Este desesperanzador panorama empaña momentos deslumbrantes y reveladores que uno experimenta en su lectura. Se desmitifican grandes escenas históricas que todos teníamos asumidas (no es seguro que Cleopatra se suicidara con un áspid, ni está probado que Nerón incendiara Roma ni hay evidencia alguna de la famosa frase "¡Que coman pasteles!" de María Antonieta). Se desempolvan fascinantes personajes como Belístique, la primera mujer que participó en las Olimpiadas; Ying Zheng, el primer emperador chino, que murió debido a la ingesta excesiva de pociones para la inmortalidad; Valentiniano, el peculiar emperador romano que se iba de gira con dos osos; Walada, princesa y poeta bisexual de la Córdoba islámica; Alejandro de Médici, primer y único gobernante europeo no blanco (apodado Il Moro), así como la hija inventora de Sissí Emperatriz o el sobrino nieto de Napoleón que fundó el FBI.

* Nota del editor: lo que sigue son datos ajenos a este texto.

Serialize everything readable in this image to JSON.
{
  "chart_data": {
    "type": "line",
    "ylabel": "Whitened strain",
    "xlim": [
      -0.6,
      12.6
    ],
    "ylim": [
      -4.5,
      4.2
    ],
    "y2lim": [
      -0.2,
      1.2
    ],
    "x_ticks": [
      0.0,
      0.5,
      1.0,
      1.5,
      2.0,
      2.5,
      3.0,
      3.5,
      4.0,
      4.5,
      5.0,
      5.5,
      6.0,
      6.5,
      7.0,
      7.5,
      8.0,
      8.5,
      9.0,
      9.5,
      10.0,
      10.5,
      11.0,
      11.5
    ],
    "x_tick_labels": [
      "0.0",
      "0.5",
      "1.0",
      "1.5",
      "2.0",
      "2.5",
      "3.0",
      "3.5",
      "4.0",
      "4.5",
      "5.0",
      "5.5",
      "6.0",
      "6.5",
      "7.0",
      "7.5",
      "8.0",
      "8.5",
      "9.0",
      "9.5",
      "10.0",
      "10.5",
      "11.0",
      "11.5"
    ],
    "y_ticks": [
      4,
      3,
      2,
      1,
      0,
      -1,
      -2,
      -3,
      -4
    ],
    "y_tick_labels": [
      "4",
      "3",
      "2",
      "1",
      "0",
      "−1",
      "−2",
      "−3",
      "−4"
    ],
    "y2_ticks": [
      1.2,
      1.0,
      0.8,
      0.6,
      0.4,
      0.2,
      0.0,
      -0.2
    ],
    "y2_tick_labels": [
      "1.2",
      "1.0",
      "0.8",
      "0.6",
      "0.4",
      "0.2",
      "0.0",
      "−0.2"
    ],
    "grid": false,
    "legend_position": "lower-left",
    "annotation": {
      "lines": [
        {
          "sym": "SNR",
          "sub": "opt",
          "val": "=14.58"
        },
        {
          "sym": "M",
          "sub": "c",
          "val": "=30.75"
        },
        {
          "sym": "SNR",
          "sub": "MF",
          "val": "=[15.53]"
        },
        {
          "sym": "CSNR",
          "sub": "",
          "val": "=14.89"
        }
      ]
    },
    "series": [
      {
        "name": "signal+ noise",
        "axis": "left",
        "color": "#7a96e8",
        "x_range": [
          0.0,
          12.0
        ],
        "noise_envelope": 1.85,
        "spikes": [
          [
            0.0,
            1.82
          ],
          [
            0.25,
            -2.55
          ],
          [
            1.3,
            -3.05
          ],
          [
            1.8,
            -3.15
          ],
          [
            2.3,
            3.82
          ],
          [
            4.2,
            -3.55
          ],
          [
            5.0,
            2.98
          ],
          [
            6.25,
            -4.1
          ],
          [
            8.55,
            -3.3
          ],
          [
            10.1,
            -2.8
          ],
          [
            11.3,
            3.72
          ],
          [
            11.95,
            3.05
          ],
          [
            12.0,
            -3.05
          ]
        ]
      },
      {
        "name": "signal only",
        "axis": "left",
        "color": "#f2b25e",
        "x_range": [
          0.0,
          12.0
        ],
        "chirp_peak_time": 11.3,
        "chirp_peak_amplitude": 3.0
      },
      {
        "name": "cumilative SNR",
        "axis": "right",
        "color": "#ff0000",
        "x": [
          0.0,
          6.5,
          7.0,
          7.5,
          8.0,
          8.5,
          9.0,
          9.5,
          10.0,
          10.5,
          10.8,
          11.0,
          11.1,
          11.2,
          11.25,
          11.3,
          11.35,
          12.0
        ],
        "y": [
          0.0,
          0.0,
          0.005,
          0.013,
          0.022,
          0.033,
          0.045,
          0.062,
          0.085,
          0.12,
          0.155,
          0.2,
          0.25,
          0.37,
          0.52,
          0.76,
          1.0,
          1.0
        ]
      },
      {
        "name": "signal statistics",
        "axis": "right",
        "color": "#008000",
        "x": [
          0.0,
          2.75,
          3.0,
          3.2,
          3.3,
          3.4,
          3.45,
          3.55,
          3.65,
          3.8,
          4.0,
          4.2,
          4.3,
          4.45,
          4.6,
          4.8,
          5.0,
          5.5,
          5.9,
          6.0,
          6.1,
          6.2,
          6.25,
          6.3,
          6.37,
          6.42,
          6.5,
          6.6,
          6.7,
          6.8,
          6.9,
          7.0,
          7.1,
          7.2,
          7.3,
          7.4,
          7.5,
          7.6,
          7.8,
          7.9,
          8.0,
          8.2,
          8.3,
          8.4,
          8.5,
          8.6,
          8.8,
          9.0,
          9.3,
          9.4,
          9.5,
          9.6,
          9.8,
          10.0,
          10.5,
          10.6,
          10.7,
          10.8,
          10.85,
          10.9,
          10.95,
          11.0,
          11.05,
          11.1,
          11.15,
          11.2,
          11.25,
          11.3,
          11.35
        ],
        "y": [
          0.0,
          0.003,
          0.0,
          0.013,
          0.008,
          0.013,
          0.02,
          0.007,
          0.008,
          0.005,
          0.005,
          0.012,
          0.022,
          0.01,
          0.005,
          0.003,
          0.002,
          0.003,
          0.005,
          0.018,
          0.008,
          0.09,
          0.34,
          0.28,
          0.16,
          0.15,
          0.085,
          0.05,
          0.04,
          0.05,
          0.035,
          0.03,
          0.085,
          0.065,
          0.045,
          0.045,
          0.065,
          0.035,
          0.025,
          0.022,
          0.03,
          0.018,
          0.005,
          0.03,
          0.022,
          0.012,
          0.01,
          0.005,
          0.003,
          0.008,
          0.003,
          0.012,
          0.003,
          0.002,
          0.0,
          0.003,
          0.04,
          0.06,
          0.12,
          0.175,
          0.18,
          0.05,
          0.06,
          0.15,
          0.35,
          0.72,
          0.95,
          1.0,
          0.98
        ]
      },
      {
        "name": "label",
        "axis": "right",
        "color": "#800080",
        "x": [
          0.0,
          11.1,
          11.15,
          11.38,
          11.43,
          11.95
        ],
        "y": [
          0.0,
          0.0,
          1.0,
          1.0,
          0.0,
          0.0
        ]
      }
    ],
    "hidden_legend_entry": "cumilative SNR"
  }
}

También ha pensado Sebag Montefiore en los amantes de los relatos tremebundos: hay un verdadero recreo en estampas como la de la pestilencia de los pies del papa Julio II debido a la sífilis, el kebab humano que fabricaron (con consumo incluido) a partir de un visir del sultán otomano Ibrahim I, o los asesinatos (víctimas cosidas a pieles de oso o asadas en parrillas) y orgías (en un monasterio destinado a tal fin) que dieron el merecido sobrenombre a Iván IV El Terrible.
Respecto a la porción española del pastel histórico, el autor muestra la correspondiente fascinación por Carlos V y Felipe II, pero despacha la relevante Guerra de Sucesión con un par de líneas y no se sonroja al afirmar que Alfonso, el trágicamente fallecido hermano de Juan Carlos I, era el mayor de los dos. En cambio, sí repite hasta en cuatro ocasiones que el abuelo de Donald Trump poseía un burdel. Un dato sin duda trascendente.
Apasionante, exigente y sorprendente a la vez que caótico y frustrante, este libro es un ejemplo de que un gran conocedor no es siempre un gran divulgador. Como reto pueden proponerse leerlo, sabiendo que concluirlo es más una experiencia física que intelectual. Juzguen ustedes.